- Place one of the refrigerated pie crusts into a 9 in pan. Trim the edges of the pastry to fit the pan if necessary. Place back into the fridge.
- In a medium bowl combined sugar, cornstarch, salt and cherries. Mix well.
- Add in vanilla extract and lemon juice to the bowl and combine.
- Set aside the cherry filling for a few minutes and cut the butter into mini cubes.
- Grab the pie pan from the fridge and spread cherry filling in an even layer onto the pie crust and dot with butter on top.
- Preheat the oven to 425 degrees Fahrenheit.
- Grab the second refrigerated pie crust and roll it out onto a lightly floured surface.
- Grab a pizza cutter and cut the dough into even strips, about 1/2 inch wide.
- Lay 5 of the strips across the top of the cherry filling in the pan, parallel to one another.
- Fold back every other strip and place a long strip in the center, perpendicular to the others.

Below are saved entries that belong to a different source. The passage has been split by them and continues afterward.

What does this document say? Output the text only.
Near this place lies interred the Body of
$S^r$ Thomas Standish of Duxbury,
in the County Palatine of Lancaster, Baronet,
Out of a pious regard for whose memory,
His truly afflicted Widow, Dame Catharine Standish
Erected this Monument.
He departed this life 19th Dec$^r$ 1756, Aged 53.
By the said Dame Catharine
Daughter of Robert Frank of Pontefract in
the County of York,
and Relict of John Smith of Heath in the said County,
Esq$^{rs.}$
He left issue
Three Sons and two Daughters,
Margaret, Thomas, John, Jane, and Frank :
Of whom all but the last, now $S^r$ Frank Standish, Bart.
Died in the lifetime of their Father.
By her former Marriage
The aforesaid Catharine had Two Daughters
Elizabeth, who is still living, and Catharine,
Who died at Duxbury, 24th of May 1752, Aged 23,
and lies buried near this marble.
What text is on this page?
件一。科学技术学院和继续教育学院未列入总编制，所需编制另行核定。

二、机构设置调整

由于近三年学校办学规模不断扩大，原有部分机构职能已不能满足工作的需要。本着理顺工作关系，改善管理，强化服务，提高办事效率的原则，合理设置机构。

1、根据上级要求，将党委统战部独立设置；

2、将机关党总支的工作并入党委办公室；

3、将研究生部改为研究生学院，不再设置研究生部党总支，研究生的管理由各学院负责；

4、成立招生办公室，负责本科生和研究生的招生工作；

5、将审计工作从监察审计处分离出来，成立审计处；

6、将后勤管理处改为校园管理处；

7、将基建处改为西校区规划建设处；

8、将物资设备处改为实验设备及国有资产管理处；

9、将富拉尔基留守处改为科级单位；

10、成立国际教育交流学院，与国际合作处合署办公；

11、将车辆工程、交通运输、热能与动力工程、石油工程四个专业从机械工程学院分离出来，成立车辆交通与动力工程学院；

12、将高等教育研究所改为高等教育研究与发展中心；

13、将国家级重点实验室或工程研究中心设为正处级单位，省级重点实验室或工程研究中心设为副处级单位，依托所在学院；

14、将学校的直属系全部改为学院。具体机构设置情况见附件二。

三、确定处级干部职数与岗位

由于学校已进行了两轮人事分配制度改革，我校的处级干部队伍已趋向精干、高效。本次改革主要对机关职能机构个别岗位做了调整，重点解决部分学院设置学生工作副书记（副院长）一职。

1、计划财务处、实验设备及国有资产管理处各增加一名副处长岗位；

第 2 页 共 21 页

- Unfold the folded strips, and fold back the other strips that were not folded back before.
- Place yet another long strip perpendicular to the other strips, next to the one in the center.
- Repeat steps 9-12 until entire pie is latticed and covered with pie crust strips.
- Trim any excess dough around the edges and crimp using your fingers.
- Place the pie in the oven for 15 minutes.
- After 15 minutes, reduce heat to 375 degrees Fahrenheit and continue baking until crust is golden brown, roughly 30 more minutes. Place foil over the edges if they get too brown.
- Allow pie to cool for at least a few hours before serving.